Six tips from Colliers executive managing director Daniel Taylor
Commercial real estate doesn’t look the same as it did a year or two ago. Between the pandemic and the ever-changing market of Dallas-Fort Worth, outstanding leadership is more critical than ever for brokerage companies. The industry has so much potential to expand in Texas and to stay ahead of the curve is where leadership makes the biggest splash. There is no denying that walking in as a new brokerage leader for a top commercial real estate firm hasn’t had its challenges. However, many valuable lessons were learned to find a leadership style that fits this newer industry.
Find a recruitment and retention balance: As an executive coming into a new brokerage firm, my goal was to redevelop the company’s office culture. I knew I wanted to guide the company into something that was inclusive and participated in all the major service lines. Mentorship is a significant aspect of starting a successful career in commercial real estate, and executives sometimes must play that role or provide those resources to promising young professionals. Throughout developing strategies to recruit ‘young guns’ in the industry, giving resources to grow and be independent in the field is what’s attractive.
It’s also imperative to keep existing brokers happy and give them credit where credit is due. Keep your employees happy, listen to them, respect them and they’ll be loyal. The key lesson here –retention is just as important as recruitment.
Build trust: This can sometimes be easier said than done in many cases. Coming in as a new executive to lead several broker teams well established in their careers was a bit of a challenge. However, after taking the time to really listen and focus on their needs, I established a relationship and earned their trust. When leading a team of such strong talent in the market, it was vital for me to show empathy. While showcasing empathy towards team members is highly impactful, being a positive and supportive figure in the office goes almost further.
Play to the strengths of support staff: As a leader, a lot is expected of you to keep up with responsibilities. Sometimes you have to be in a million different places all at once. In those moments, having qualified members as part of your support staff saves the day. Identifying what each team member excels at and allowing them to take ownership of tasks makes for a well-oiled machine in the workplace. Give your employees the resources they need and then get out of the way.
Stay involved: Coming from a more retail background in commercial real estate to a heavily saturated firm in the office and industrial space, I’ve learned from our brokers and expanded my expertise. It’s imperative to keep up with what the Dallas-Fort Worth market is doing in all aspects of real estate. Being a good leader goes beyond learning business plans; it entails understanding what’s going on in the economy and with your people and clients.

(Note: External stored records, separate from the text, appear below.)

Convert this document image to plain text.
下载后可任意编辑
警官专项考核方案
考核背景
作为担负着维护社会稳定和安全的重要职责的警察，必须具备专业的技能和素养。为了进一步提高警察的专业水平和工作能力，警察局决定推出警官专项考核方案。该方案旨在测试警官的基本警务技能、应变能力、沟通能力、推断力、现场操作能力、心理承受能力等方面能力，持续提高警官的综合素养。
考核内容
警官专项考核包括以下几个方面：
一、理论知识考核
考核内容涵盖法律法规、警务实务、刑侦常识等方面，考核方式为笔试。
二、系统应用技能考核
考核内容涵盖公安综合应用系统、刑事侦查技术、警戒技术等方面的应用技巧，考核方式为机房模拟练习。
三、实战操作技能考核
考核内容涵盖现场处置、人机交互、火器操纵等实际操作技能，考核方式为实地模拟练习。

Create a vision beyond yourself: I came into my executive role knowing growth and establishing a positive office culture were my top goals. I quickly learned that creating a ‘vision’ or business plan for the firm far surpassed just me. A genuinely great plan includes incorporating all employees and satisfying clients. Brokerage is more than just making deals; it’s a people business.
Overall Style: Think of your organization as a sports team. As executives, we take on the role of head coach. To lead, we have to gain the respect and trust of our players. Playing to those players’ strengths and extending an ear for feedback makes for an overall cohesive vision and goal for the team. From there, let your players do what they do best and give them room to produce results.